One of the critical regulatory issues is whether COVID-19 vaccines will receive an Emergency Use Authorization (EUA) or a full approval. I think it’s pretty safe to say that the first candidate vaccines will most likely be authorized using an EUA and that their use will be targeted to a well-defined set of priority groups for vaccination. The EUA allows more flexibility to move a vaccine out in the context of a massive public health crisis. The process of getting a full licensure is a longer one with more specific data and administrative aspects. My guess is that companies that seek an initial EUA will move quickly to a full licensure application, but that the FDA might ask them to collect additional information before full licensure is granted.

One of the regulatory issues related to actually moving vaccines out into larger and larger populations involves the continued need for “pharmacovigilance” as touched on earlier, which is the ongoing monitoring/oversight to detect any emerging safety concerns and to learn more about levels of efficacy and duration across various subpopulations. Another key regulatory focus will concern vaccine scale up and manufacturing. There has been a great deal of attention paid to this early in the development process of COVID-19 vaccines, which is atypical. Because of the urgency of this situation, decisions were made to “manufacture at risk” before the candidate vaccines are authorized or approved. That will significantly speed the ability to get the vaccine out to people who need it, but there will still be a need for robust regulatory oversight of the scale up and manufacturing process to compare different lots of vaccine as it gets manufactured in larger and larger volumes.

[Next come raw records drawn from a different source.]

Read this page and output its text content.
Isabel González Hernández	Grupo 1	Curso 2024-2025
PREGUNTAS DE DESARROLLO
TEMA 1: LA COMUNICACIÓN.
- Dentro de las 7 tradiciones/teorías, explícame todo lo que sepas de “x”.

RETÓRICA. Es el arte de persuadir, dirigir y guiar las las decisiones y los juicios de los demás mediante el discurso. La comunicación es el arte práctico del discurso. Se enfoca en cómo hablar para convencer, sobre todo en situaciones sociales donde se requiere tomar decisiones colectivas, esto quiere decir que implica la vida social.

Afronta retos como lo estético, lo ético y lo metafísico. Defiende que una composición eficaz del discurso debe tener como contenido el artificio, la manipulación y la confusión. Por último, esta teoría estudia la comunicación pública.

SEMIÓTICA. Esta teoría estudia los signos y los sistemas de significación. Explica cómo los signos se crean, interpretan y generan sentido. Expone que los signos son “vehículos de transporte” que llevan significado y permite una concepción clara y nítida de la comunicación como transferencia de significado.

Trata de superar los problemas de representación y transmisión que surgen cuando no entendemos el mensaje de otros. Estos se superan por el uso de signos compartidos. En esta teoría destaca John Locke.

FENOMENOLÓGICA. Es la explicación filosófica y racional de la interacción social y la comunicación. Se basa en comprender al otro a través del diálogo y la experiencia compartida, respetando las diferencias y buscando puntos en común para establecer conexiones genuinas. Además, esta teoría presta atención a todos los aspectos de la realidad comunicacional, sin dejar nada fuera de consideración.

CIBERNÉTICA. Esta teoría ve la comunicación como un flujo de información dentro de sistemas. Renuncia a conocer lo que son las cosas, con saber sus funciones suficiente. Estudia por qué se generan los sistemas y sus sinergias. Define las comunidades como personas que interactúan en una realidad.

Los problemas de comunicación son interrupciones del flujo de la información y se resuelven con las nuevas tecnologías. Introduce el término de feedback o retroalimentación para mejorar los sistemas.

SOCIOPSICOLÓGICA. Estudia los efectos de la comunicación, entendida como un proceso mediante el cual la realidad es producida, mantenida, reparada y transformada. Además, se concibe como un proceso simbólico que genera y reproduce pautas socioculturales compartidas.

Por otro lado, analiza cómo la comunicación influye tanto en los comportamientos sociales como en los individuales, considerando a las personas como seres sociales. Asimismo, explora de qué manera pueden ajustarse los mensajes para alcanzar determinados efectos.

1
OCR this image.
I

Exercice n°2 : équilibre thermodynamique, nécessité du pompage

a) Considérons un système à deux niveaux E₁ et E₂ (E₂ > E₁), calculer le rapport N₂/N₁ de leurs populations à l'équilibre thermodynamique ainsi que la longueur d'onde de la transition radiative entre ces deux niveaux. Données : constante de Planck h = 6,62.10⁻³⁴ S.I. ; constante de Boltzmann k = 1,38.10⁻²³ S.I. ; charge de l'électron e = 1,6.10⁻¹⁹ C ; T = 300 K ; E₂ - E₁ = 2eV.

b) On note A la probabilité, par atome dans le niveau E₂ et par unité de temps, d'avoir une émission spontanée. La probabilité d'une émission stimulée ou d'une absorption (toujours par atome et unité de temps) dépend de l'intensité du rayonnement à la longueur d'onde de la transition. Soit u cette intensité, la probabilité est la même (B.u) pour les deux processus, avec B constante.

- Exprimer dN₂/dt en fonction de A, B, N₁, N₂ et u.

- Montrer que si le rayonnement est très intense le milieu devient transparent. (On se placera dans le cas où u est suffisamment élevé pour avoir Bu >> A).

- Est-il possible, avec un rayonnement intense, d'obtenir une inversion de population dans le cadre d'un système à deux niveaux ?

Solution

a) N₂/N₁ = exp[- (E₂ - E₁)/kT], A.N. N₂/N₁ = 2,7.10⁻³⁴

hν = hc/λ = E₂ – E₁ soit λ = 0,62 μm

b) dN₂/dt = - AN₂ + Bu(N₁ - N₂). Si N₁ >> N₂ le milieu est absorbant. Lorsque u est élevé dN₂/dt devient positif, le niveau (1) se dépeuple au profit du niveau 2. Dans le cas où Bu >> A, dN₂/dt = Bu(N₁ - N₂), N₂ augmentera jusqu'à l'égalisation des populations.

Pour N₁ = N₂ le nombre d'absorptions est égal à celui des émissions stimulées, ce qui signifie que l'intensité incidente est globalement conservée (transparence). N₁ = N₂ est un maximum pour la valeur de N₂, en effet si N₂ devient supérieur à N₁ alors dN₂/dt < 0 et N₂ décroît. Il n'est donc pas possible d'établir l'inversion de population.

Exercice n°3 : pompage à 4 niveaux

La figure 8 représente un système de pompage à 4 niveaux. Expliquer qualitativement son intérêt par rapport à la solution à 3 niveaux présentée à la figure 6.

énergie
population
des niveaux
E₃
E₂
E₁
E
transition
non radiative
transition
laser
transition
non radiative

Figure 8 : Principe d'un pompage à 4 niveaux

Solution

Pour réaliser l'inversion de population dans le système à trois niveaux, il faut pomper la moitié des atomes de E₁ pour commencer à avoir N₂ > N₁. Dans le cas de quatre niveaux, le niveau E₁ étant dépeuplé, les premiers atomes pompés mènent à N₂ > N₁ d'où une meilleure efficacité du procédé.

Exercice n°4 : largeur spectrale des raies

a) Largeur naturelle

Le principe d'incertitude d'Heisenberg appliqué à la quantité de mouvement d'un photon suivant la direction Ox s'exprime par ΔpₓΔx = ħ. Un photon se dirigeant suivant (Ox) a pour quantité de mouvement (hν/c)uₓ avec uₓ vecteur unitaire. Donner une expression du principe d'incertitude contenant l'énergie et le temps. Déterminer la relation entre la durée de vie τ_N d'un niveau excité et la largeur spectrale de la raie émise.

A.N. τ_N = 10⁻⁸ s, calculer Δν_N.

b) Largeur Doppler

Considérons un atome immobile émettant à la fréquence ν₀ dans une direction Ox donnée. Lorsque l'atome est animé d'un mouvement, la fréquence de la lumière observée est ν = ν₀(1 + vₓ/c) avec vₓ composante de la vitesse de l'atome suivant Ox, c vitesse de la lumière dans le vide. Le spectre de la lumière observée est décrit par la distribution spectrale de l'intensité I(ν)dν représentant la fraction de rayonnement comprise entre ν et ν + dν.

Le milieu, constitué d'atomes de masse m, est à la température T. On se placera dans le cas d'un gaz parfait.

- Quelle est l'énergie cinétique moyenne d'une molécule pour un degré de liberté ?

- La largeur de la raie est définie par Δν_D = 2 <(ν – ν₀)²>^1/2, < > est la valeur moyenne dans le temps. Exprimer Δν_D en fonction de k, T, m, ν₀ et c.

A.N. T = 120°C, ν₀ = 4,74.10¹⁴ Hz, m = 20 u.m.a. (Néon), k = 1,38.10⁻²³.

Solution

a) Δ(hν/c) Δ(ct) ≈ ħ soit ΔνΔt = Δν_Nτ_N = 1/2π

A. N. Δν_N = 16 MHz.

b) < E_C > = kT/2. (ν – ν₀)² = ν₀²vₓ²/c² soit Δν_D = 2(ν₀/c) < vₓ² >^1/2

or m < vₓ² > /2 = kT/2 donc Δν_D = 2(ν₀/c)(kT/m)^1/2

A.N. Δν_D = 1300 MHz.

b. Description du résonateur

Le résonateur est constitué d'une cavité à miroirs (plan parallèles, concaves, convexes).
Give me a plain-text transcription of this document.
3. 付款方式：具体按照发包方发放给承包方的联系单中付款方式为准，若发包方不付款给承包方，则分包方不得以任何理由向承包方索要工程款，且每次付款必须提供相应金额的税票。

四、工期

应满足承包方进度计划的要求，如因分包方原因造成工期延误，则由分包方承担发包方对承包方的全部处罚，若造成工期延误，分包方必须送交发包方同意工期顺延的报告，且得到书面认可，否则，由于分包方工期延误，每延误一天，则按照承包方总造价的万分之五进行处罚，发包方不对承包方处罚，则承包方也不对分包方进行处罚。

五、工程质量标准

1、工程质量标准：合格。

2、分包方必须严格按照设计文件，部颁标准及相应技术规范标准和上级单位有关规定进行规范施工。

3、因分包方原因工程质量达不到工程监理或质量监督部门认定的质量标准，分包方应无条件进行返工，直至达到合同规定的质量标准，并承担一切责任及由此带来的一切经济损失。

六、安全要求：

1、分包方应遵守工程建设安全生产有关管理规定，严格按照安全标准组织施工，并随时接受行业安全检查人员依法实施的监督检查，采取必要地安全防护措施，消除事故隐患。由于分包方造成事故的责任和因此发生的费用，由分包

From the beginning of this crisis, regulators around the world have tried very hard to work together and I think have done so in important ways, including collaborative activities to look at the science of developing COVID vaccines and accelerating both the research and development efforts and the regulatory process for reviewing these candidates globally.

What other issues do you think we will face as vaccines become available?

One of the important issues is understanding what having a vaccine will mean. Early on, vaccines will be a huge step forward, but we will still need to follow many of the non-pharmaceutical public health interventions we have come to know so well—wearing masks, social distancing, washing hands, and avoiding large groups. We have to realize that even though there has been a huge push to scale up the manufacturing of vaccines even before authorization or approval, there are still going to be limited quantities in the beginning, and so it could be a while until everyone who wants the vaccines are going to be able to get them. Many of the vaccines that may be available early on are going to require two doses so that limits the supply, and also means it will take longer until you reach your desired level of protection.

Vaccines differ, and some may reduce the seriousness of the symptoms of disease or the length of the course of disease, but they may not always prevent infection per se, so people can still get sick. And if you can get sick, most likely you can still transmit the virus, so we’re going to have to be mindful of all of that as we move into a world where vaccines are available.

We need to be careful not to convey the message that vaccines are going to be the magic bullet that will turn the COVID crisis around overnight and we can go right back to our normal lives. On the other hand, we need to work much more aggressively to help the public understand why vaccines matter and to encourage use of the vaccines once they are available. It’s been distressing to see the decreasing number of people who are expressing the conviction that they will take the vaccine. We have to ensure that the right message about the safety and efficacy of the vaccines is getting out so that people trust the vaccines. That message shouldn’t just come from the government or companies. We also need to engage a network of communities—and trusted community leaders—to do outreach to help people understand the use of these vaccines and their potential benefits in a way that is meaningful to them. The great tragedy will be if we have vaccines that work and are safe and nobody wants to take them.